Today, the Firemen’s Home takes care of firefighters who can no longer take care of themselves. The museum has expanded to house 90 pieces of fire apparatus, antique fire gear, fine art, and interactive discovery centers for children.
“The Firemen’s Home was the natural place for the museum,” says Smith. “It really was the perfect fit.”
Why gambling and prostitution flourished in Hudson
Bruce Edward Hall’s 1994 book Diamond Street: The Story of the Little Town With the Big Red Light District tells the story of Hudson’s heyday of vice, when, alongside many legitimate businesses and community organizations, gambling and prostitution were in full swing with the full blessing of the corrupt local authorities. It is today a relatively well-known piece of Hudson lore. But then again, it was well-known when it was happening, and not just locally: Old-timers tell of streets choked with out-of-state cars, and former Columbia County District Attorney Paul Czajka once told The New York Times that when he was stationed in Europe with the Army, everybody knew of Hudson’s reputation.

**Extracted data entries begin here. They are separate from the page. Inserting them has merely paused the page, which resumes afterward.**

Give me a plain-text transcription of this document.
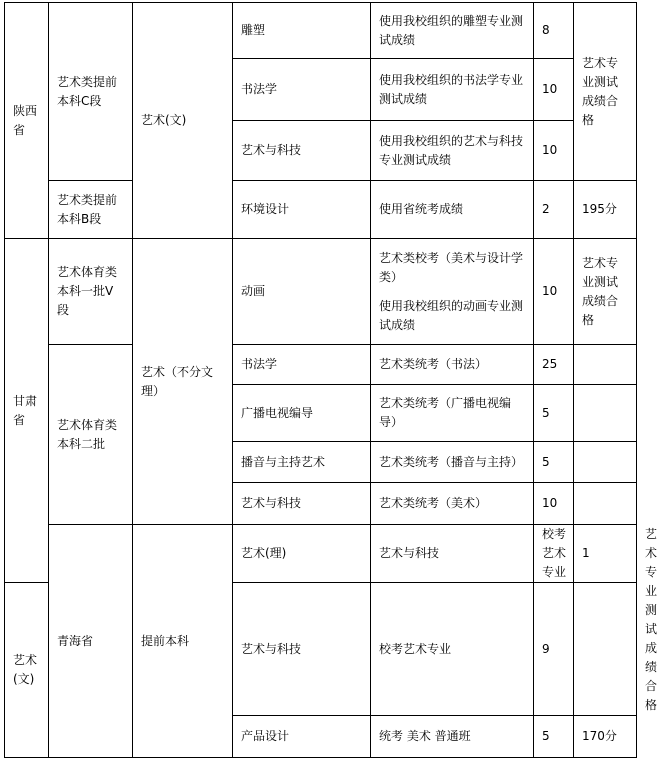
陕西省	艺术类提前本科C段	艺术(文)	雕塑	使用我校组织的雕塑专业测试成绩	8	艺术专业测试成绩合格	
			书法学	使用我校组织的书法学专业测试成绩	10		
			艺术与科技	使用我校组织的艺术与科技专业测试成绩	10		
	艺术类提前本科B段		环境设计	使用省统考成绩	2	195分	
甘肃省	艺术体育类本科一批V段	艺术（不分文理）	动画	艺术类校考（美术与设计学类）
使用我校组织的动画专业测试成绩	10	艺术专业测试成绩合格	
	艺术体育类本科二批		书法学	艺术类统考（书法）	25		
			广播电视编导	艺术类统考（广播电视编导）	5		
			播音与主持艺术	艺术类统考（播音与主持）	5		
			艺术与科技	艺术类统考（美术）	10		
	青海省	提前本科	艺术(理)	艺术与科技	校考艺术专业	1	艺术专业测试成绩合格
艺术(文)			艺术与科技	校考艺术专业	9		
			产品设计	统考 美术 普通班	5	170分	
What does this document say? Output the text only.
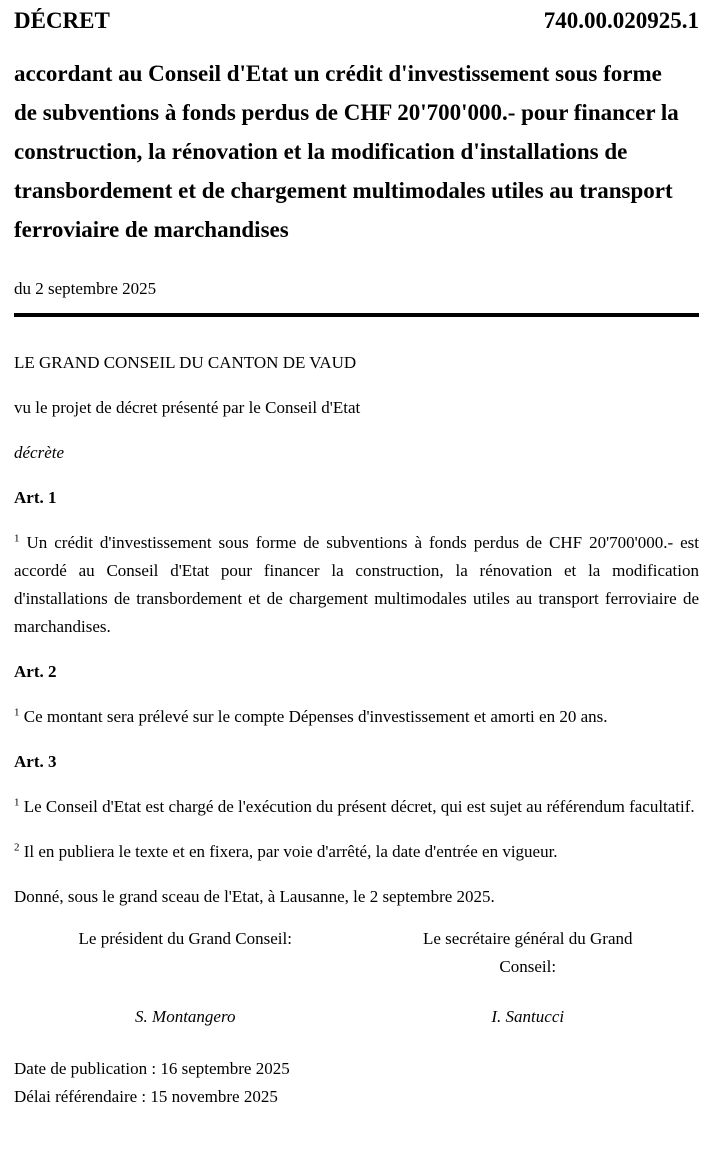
DÉCRET	740.00.020925.1
accordant au Conseil d'Etat un crédit d'investissement sous forme de subventions à fonds perdus de CHF 20'700'000.- pour financer la construction, la rénovation et la modification d'installations de transbordement et de chargement multimodales utiles au transport ferroviaire de marchandises

du 2 septembre 2025

LE GRAND CONSEIL DU CANTON DE VAUD

vu le projet de décret présenté par le Conseil d'Etat

décrète

Art. 1

$^1$ Un crédit d'investissement sous forme de subventions à fonds perdus de CHF 20'700'000.- est accordé au Conseil d'Etat pour financer la construction, la rénovation et la modification d'installations de transbordement et de chargement multimodales utiles au transport ferroviaire de marchandises.

Art. 2

$^1$ Ce montant sera prélevé sur le compte Dépenses d'investissement et amorti en 20 ans.

Art. 3

$^1$ Le Conseil d'Etat est chargé de l'exécution du présent décret, qui est sujet au référendum facultatif.

$^2$ Il en publiera le texte et en fixera, par voie d'arrêté, la date d'entrée en vigueur.

Donné, sous le grand sceau de l'Etat, à Lausanne, le 2 septembre 2025.

Le président du Grand Conseil:	Le secrétaire général du Grand Conseil:
S. Montangero	I. Santucci
Date de publication : 16 septembre 2025
Délai référendaire : 15 novembre 2025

The vice era goes all the way back to the late 1700s, when Hudson was organized as a whaling port. The story goes that city leaders tolerated the brothels and grog houses because they served the transient population of sailors and wagon drivers. By the 1920s the sin industry was thriving, with 15 whorehouses, “neatly managed and protected by the Mayor and the Police Department,” Hall writes. On Diamond Street (now Columbia Street), $2 got you 20 minutes with a prostitute.
When Hall was researching his book, what struck him was how fondly the old-timers recalled the era when “the girls” were in town. The cottage industry kept Hudson bustling and its economy humming. “ ‘Everybody had a dollar in their pocket back then,’ is a phrase I’ve heard over and over,” Hall writes.
But it all came to an end—as Hudson slid into an era of prolonged economic decline—when state troopers, with no warning to local police, raided and closed down the brothels in 1950.
Written in Cement
Why Hudson was once an industrial powerhouse
Once upon a time, Hudson was dirty.
In this case, it was not the “dirty” world of gangsters, gamblers and hookers; it was the dirt that came from having cement plants in the city’s back yard. Jim Eyre, editor of Columbia County History & Heritage—published by the Columbia County Historical Society—described that city in 2003: It was the Hudson where “layers of dust from cement plants that—for many years—daily filled lungs and coated leaves, [and] darkened fields of snow, and left a powdery film on cars and household furniture in the city and for miles around it.”
The last cement plant closed in 1975, but for most of the 20th century cement factory work was a backbone of the local economy. This was an industrial city that’s not even a memory for those who moved to Hudson over the last couple of decades.
Why? Geography and geology.
Some of the best mineral deposits for making cement were discovered in the Hudson Valley in the 19th century. From south of Albany down to Rosendale and East to Schoharie County, mines were developed to extract the rich deposits to make both “natural” and Portland cement. As William Kelly details in the New York State Museum Record, cement plants sprung up in Beacon, the Kingston area, and Hudson. As for geography, Hudson’s location, with direct rail routes to both New York City and Boston, made it an attractive junction from which to ship cement products to these rapidly growing urban areas.
Some of the first prefabricated cement blocks were made in Hudson, and were used in local construction. The city was proud and pleased to be part of the growing industrial Northeast.
Times change, though, and the mineral deposits became depleted. While there is still a cement plant in Ravenna in Albany County, all the Columbia County plants are gone. And when St. Lawrence Cement proposed a new mega-plant a decade ago, local opposition was fierce—and successful.
Not everyone is glad Hudson’s industrial days are over, however. In a 2011 story in The New York Times, resident Calvin Wilson Jr. told a reporter, “All those old factory jobs, they’ve all dried up. . . . Me, I wished they’d built that cement plant.”